Branching Out, published by London Assembly's environment committee, claimed although tree numbers had remained steady since its report in 2007 their future was threatened by local authority funding pressures.
The report found "excessive, extreme pruning" continued to be an issue. It warned that cuts could encourage the practice in the future, which along with reduced planting would decrease the environmental and aesthetic value of the city's trees.
Other issues highlighted included the slow implementation by councils of new protocols designed to avoid unnecessary felling of trees. Additionally, London mayor Boris Johnson's £4m Street Tree campaign, which will introduce 10,000 trees to priority areas across the capital is due to end next year and the follow-up campaign Re:Leaf will only provide small community grants.
London Tree Officers Association (LTOA) chair David Lofthouse questioned the extent of some threats but warned of the impact of efficiencies. "We are not convinced that excessive pruning is as common as the report suggests but when funds are very limited councils have to manage more severely at greater intervals rather than a little but often approach."

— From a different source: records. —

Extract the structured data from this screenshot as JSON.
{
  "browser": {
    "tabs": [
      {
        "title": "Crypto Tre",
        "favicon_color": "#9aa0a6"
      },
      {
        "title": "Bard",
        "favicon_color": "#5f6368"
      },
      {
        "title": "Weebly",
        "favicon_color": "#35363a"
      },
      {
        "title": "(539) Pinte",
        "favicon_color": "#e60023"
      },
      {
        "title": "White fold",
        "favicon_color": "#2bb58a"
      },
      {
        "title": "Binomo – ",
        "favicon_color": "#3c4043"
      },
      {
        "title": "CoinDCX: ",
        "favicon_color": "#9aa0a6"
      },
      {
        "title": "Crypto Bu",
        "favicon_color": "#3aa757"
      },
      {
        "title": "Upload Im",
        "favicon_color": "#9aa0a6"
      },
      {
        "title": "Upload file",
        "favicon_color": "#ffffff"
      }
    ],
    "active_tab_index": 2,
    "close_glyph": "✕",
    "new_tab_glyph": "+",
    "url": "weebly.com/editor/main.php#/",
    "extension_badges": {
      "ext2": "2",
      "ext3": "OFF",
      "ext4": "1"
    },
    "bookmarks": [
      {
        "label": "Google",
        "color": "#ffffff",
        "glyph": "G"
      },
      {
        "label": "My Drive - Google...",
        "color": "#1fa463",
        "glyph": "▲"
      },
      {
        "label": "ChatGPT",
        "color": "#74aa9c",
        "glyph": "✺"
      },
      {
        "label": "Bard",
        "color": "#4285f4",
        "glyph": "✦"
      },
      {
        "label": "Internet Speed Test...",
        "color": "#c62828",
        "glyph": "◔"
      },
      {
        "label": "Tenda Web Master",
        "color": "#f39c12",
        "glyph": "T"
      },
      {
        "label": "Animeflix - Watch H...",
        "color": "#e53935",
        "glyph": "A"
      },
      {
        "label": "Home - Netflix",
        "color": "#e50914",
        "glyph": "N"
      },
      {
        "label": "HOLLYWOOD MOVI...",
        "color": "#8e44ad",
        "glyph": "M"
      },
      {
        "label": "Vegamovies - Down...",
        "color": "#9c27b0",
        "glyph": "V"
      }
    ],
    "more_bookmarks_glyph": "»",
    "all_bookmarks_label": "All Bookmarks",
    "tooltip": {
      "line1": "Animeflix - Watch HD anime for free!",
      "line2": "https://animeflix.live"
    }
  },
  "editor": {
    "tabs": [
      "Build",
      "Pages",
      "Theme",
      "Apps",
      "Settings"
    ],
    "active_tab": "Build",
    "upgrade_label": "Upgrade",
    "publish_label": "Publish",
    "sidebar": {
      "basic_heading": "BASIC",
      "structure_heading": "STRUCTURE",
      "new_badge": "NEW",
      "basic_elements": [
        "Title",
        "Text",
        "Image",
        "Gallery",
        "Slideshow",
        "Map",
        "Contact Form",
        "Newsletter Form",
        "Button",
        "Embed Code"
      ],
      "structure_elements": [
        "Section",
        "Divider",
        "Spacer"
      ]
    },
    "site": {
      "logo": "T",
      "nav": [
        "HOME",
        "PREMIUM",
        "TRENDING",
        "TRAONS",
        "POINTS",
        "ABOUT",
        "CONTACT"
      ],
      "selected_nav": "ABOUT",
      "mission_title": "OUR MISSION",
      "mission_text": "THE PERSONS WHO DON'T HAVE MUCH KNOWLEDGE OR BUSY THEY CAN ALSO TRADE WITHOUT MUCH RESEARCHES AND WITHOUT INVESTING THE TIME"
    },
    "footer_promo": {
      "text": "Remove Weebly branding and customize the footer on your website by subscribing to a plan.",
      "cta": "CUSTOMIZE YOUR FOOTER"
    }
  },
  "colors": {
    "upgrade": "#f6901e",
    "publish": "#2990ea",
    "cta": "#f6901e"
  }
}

Lofthouse also agreed with the report's call for councils to publicise their data so changes could be monitored. Data was a vital tool in meeting climate change, green infrastructure and sustainability goals, he said. "If you don't have data on where you are now how can you get where you want to be in 2050?"
BRANCHING OUT MAYORAL ACTION POINTS
- Publish Re:Leaf funding and goals details within six months.
- Promote business community contributions to tree-planting projects.
- With LTOA, encourage boroughs to protect street trees.
- Encourage boroughs to value tree stocks within next year to set benchmark spending levels.
- Publish list of all trees planted in street tree programme.
- Encourage boroughs to supply tree data by April 2012.